This is a simple web service that you can use to probe openAI API status and integrate it into your prometheus server.
See it in action: https://openai-api-status-prober.onrender.com/open-ai-status-prober/simplified_status
Because the official API for probing/fetching the API status of the openAI returns HTTP code 200 whether it's down or up.
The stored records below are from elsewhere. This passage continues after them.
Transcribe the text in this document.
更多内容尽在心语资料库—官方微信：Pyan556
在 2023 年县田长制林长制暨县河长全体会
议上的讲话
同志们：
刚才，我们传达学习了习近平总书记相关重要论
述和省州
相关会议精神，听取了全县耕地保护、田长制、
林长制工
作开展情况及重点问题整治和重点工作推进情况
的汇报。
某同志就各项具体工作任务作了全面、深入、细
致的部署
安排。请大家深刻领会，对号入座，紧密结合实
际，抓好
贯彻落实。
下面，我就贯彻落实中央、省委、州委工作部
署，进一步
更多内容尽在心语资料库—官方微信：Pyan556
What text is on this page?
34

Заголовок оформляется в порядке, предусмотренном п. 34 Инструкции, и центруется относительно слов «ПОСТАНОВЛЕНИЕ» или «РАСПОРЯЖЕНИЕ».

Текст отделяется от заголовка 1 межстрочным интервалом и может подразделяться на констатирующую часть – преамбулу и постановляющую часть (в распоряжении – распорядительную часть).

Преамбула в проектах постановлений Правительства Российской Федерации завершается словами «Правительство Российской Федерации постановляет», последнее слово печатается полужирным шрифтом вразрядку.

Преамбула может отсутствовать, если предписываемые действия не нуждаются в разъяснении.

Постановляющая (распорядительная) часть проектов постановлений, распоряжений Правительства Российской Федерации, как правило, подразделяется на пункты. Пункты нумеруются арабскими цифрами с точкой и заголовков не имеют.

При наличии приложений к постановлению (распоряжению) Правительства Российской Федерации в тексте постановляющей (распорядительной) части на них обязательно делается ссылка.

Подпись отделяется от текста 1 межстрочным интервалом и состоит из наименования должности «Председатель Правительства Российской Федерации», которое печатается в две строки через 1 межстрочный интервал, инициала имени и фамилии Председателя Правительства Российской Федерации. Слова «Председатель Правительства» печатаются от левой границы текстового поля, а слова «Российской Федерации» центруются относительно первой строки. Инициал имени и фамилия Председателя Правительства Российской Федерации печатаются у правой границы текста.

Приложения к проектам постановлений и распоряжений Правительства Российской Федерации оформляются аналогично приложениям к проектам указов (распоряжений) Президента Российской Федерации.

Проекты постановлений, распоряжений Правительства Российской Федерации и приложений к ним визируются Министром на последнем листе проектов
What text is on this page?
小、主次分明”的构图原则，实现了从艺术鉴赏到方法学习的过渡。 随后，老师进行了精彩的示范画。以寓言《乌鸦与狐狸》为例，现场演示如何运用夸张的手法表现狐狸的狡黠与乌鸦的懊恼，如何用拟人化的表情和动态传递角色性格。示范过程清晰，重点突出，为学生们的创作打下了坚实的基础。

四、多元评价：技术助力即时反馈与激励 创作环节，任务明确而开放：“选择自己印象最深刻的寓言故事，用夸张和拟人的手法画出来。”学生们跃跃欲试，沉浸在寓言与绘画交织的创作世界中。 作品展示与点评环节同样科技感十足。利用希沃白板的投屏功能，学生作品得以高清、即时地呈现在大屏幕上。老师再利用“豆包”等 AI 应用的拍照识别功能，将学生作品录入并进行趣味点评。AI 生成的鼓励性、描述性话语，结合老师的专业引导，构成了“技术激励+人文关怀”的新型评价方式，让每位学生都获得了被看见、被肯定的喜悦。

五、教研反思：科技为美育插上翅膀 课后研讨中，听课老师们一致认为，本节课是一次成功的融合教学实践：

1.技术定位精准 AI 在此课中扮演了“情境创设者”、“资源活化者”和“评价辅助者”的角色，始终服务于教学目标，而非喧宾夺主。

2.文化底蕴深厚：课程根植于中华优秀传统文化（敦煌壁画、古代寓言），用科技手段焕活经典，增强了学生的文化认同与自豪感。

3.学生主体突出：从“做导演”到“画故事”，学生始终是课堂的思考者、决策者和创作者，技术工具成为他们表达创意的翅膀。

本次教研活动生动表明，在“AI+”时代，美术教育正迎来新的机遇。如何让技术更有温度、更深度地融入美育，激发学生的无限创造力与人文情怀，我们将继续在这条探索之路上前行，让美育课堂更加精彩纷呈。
But for Prometheus Blackbox exporter, you need an endpoint that can return 200/500/3xx depending on the status.
This little prober works as a proxy for the actual openAI API status and translates its response to corresponding HTTP response status codes, this way you can easily integrate openAI as a target for your Prometheus Blackbox exporter.
There is three different methods as to consume this API.
- Global installation (TL;DR get it working ASAP)
- Local Installation
- Use production deployment directly (please don't overload)
Following the installation, move on with integrating it into your Prometheus.
- Install
pm2
, this method relies on PM2 to start and keep itself running.
npm install -g pm2
- Install the package globally
npm install -g openai-api-status-prober
- Start the service
Serve it via pm2
:
openai-api-status-prober start
Set pm2
as a system service (if you haven't already):
pm2 startup
Save pm2
configuration and jobs
pm2 save
- Enjoy
You may access the API via default port (9091) and default endpoint (/open-ai-status-prober/simplified_status). For your local, that would be:
http://localhost:9091/open-ai-status-prober/simplified_status
- Clone or download the repository
git clone https://github.com/skywarth/openai-api-status-prober.git
cd openai-api-status-prober
- Install the dependencies
npm ci
or npm install
- (Optionally) Configure environment
cp .env.example .env
Then change the port and the endpoint as you wish.
- Run the server
node src/server.js`
You may hook up the deployment on https://openai-api-status-prober.onrender.com/open-ai-status-prober/simplified_status directly if you wish. But don't do this unless it is imperative, or you're simply not able to self-host.
After you're through with the installation, you may proceed with integrating it into your prometheus job as a probing target.
Determine the serving point of this server, if you didn't customize the env that would be:
http://127.0.0.1:9091/open-ai-status-prober/simplified_status
Prometheus Blackbox Exporter expects a URL for each probing target. Therefore, directly hook this server's endpoint URL as blackbox exporter target.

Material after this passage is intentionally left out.